F-15s made Prince Harry’s 1st airstrikes


By Patrick Winn - Staff writer
Posted : Tuesday Mar 18, 2008 7:15:32 EDT

Forward Operating Base Delhi, a gritty and violent Afghanistan outpost set deep inside Taliban country, was taking fire from multiple sides.

Observing the action from a fortified post, a joint terminal attack controller with the code name “Widow Six Seven” needed close-air support.

He patched through to Capt. Ben Donberg, an American F-15E pilot cruising overhead. In a lilting but adrenaline-fueled British accent, Widow Six Seven guided Donberg and a companion F-15 pilot to the entrenched Taliban fighters for one, two and, finally, three rounds of laser-guided bomb strikes.

That was Dec. 30. It would be two months before Donberg and his crew realized that the voice belonged to the United Kingdom’s Prince Harry.

They had just executed his first airstrike.

The world now knows that Prince Harry, 23, third in line to the throne, was pulled out of his Afghanistan tour with the British army in late February. But Donberg and other Strike Eagle pilots in the U.S. Air Force’s 336th Fighter Squadron, based at Seymour Johnson Air Force Base, N.C., were clueless about the prince’s presence during their own Operation Enduring Freedom tours.

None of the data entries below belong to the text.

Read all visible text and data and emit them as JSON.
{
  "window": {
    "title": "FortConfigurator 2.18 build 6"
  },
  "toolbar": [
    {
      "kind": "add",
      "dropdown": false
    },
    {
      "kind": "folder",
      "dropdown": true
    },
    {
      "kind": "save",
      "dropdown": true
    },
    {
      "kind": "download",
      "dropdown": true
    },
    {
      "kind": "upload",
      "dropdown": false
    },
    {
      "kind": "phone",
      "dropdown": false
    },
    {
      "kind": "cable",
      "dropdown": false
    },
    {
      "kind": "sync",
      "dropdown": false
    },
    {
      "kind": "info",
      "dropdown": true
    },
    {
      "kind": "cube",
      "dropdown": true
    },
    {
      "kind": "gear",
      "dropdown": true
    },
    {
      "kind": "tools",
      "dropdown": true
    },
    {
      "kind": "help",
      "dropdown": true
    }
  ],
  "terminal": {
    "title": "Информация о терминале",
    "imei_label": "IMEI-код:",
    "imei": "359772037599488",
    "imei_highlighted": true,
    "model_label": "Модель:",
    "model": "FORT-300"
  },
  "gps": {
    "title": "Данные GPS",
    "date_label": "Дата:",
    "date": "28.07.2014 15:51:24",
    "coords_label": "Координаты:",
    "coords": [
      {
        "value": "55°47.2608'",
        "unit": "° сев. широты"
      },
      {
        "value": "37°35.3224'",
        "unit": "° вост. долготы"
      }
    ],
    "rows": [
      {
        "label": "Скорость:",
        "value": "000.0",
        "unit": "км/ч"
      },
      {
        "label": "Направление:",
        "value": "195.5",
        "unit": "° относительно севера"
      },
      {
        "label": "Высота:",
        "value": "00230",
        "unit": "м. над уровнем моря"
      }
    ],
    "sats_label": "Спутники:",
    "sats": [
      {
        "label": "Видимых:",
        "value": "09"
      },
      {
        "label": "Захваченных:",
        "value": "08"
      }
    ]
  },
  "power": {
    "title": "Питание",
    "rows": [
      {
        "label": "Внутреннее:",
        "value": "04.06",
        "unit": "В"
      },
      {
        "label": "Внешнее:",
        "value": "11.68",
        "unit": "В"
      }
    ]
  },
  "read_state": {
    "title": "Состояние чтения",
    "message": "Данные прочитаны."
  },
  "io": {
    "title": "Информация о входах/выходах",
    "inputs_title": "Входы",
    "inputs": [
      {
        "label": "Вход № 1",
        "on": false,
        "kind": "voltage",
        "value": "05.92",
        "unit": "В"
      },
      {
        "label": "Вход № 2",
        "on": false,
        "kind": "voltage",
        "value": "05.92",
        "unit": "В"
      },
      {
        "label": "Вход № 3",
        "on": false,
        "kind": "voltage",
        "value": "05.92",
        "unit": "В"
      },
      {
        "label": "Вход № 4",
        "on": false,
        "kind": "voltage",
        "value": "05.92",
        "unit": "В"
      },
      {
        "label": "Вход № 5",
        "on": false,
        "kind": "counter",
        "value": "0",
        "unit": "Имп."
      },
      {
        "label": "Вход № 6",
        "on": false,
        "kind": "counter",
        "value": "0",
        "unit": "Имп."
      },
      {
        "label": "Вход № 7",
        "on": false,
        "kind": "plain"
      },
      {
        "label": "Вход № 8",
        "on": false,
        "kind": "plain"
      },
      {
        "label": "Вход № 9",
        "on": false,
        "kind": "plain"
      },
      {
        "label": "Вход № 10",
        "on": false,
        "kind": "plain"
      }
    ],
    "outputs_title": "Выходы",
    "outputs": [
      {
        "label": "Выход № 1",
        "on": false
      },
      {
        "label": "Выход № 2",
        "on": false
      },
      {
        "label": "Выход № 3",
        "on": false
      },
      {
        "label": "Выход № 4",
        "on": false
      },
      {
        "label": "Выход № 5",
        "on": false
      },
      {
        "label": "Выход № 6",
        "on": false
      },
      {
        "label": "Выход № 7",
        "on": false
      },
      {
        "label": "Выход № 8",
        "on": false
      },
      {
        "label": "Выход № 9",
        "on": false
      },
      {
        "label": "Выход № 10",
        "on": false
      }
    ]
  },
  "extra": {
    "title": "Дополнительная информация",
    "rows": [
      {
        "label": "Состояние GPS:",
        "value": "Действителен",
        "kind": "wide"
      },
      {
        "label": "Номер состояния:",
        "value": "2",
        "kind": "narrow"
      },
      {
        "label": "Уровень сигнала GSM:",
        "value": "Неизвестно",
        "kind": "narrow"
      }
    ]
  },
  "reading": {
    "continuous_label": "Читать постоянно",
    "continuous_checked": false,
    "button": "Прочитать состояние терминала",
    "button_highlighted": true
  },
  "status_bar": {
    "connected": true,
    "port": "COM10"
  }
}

They were accustomed to defending FOB Delhi, the scrappy British garrison in Helmand province, dense with opium fields and Islamic militants.

“Helmand is one of Afghanistan’s hotter areas,” said Col. Dan DeBree, who, at the time of Harry’s tour, served as vice commander of Bagram Airfield, the nerve center for Afghanistan air operations.

FOB Delhi is the southernmost coalition foothold in one of the country’s three most southerly provinces. Daily, it’s pelted by AK47 fire and quaked by mortars shot over a 500-meter wasteland separating allied troops from Taliban entrenchments. “It’s very remote,” DeBree said. “That’s where air power comes in. It enables them to have small forces because they know they can count on an F-15E.”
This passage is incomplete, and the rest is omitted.